Riverfront Hotel Reflecting Alamo City's History
San Antonio’s River Walk represents the convergence of both sides of the city's identity—bustling southwestern metropolis and historical Spanish outpost. The popular shopping district’s boutiques and restaurants line a 2.5-mile stretch of the San Antonio River, which winds through America's seventh-largest city and one of its richest in history. San Antonio's claim to the latter rests largely on a small Spanish mission that became the site of a legendary battle and the watchword of Texas independence—the Alamo. Down the river and roughly 15 yards south of the River Walk, history surfaces again at the Riverwalk Plaza Hotel & Suites, where poster-size monochrome photographs line guest-floor hallways, chronicling the nearby Franciscan missions, the 1968 world's fair, and the buildup of downtown.
Most east-facing river-view rooms feature a small balcony for viewing the 750-foot Tower of the Americas or teasing phoenixes with complimentary Otis Spunkmeyer cookies. Some rooms face the fourth-floor courtyard and heated pool. Those looking to relax onsite have a few options: a lending library in the lobby is stocked with scores of borrowable reads, and the lively but intimate Bar-Salona serves cocktails and five beers on draft. Adjacent to the hotel lobby, Java Plaza opens early and serves breakfast and lunch.
Staff Q & A: San Antonio
Jorie L. is a staff writer for Groupon Getaways. She believes no day is complete without chocolate and finds store mannequins deeply unsettling. Below, Jorie shares her thoughts on root beer, the Alamo, and San Antonio.
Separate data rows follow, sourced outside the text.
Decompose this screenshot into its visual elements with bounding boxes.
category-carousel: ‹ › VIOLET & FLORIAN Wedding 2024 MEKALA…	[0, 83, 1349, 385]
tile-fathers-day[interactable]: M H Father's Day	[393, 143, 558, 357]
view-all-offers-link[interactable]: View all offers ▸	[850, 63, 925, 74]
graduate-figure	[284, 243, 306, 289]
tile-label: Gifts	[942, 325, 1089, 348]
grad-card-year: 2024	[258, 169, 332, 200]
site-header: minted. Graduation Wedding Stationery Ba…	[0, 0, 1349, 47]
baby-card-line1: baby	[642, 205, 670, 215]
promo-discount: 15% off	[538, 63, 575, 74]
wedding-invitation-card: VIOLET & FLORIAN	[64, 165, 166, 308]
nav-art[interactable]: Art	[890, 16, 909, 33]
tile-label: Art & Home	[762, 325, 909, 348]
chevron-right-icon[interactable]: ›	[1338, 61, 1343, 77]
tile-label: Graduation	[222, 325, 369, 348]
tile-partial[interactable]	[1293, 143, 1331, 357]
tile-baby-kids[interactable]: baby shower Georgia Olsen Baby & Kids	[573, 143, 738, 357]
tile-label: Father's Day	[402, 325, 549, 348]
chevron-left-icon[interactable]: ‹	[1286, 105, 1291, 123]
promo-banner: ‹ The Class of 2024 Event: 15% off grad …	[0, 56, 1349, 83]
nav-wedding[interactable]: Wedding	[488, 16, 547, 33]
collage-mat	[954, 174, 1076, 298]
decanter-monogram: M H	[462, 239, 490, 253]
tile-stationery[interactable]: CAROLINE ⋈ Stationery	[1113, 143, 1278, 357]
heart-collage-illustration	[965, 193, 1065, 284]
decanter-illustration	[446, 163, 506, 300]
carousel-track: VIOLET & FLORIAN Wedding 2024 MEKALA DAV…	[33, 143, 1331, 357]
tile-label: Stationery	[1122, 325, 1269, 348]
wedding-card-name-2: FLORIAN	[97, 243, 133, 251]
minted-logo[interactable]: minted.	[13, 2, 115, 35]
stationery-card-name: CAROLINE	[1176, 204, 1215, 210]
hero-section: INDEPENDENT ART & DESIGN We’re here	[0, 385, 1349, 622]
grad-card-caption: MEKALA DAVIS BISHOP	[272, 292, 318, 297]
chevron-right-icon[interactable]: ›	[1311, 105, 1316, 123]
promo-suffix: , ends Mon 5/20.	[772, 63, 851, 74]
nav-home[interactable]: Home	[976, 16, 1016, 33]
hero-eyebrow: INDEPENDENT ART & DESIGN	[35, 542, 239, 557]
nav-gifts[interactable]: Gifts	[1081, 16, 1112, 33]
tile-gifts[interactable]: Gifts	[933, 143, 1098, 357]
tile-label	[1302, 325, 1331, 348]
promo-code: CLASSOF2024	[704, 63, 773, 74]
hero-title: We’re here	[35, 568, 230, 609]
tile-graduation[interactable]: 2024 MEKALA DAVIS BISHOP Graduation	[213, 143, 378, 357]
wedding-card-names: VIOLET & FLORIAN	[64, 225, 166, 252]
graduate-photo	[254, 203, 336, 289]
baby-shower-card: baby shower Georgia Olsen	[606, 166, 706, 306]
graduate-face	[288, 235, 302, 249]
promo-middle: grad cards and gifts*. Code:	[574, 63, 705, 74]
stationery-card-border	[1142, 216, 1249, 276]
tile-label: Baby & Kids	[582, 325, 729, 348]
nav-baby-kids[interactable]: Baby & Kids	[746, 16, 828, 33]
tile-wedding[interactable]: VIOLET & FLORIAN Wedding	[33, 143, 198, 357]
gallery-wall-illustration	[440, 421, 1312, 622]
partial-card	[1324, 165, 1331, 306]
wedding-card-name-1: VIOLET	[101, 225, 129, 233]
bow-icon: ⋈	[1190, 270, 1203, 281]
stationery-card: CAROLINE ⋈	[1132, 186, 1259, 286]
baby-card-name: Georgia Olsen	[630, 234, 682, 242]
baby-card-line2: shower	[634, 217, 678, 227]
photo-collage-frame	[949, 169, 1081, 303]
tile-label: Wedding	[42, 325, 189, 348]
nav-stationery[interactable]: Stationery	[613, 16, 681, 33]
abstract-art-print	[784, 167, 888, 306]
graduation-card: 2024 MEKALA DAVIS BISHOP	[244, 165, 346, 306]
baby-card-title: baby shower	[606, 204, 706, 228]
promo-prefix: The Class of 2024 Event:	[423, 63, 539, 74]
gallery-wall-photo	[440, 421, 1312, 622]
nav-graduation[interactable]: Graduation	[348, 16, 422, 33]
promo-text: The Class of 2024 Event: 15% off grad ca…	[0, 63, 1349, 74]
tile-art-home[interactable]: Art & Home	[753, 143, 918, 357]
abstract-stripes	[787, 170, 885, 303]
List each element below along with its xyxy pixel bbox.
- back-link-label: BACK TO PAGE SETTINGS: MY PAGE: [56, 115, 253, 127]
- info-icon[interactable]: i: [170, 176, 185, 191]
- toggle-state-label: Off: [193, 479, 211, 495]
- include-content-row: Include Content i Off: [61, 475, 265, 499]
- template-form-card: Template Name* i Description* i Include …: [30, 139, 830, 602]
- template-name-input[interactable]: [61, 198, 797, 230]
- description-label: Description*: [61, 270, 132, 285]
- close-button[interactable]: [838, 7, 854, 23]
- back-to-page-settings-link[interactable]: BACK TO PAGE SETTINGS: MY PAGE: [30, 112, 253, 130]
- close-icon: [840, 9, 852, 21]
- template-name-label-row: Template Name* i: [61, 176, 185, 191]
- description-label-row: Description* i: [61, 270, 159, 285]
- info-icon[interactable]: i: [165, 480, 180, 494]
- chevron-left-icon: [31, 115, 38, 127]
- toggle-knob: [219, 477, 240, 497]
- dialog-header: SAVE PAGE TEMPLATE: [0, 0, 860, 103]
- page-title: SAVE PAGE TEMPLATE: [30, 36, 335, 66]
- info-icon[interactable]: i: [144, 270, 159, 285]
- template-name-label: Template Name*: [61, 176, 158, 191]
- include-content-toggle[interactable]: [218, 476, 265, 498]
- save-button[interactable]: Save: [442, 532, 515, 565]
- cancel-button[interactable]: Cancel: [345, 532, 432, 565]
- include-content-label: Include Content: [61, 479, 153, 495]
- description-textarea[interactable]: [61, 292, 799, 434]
What makes San Antonio one of your favorite getaways?
The overall vibe is unlike any other city I've visited. It's a blend of historic Mexico, Old-World Europe, and loud-and-proud Texas. I also love how the city is laid out in such a way that you can walk almost everywhere. And for a Chicagoan, the weather is a big perk.
Describe your perfect day here.
I'd wake up late and have a lingering brunch at an outdoor café along the River Walk. Then I'd spend the rest of the day shopping at Pearl Farmers’ Market, ogling the historic estates in the King William Historic District or browsing the contemporary art wing at the San Antonio Museum of Art. I'd do dinner at Boudro's on the River Walk and catch a live show at White Rabbit, one of San Antonio's indie music venues.
What tourist attraction in the city is overrated, and what should you do instead?
I won't call the Alamo overrated because it's worth a trip if you've never seen it. But be warned: it's surrounded by kitschy tourist traps. Spend an hour or two at the Alamo and then scoot on over to the San Antonio Missions National Historical Park, located outside the city. In a much more picturesque setting, you can walk, bike, or drive along the mission trail that connects four 18th-century missions. These look more like the Alamo I had pictured in my head.
What's the best thing you ate or drank while you were there?
The old-fashioned root beer at Schilo's Delicatessen would be habit-forming if I lived in San Antonio. It's brewed onsite and served in a frosted mug. I think I downed two in 15 minutes.
What was the most stressful moment of your visit, and how can others avoid the same thing? Searching for parking near the River Walk downtown is very stressful. My advice? Save yourself the headache and just succumb to a parking garage.
What should you read, listen to, or watch to mentally prepare for a visit to San Antonio?
Obviously, you have to watch the 1955 Disney film Davy Crockett: King of the Wild Frontier.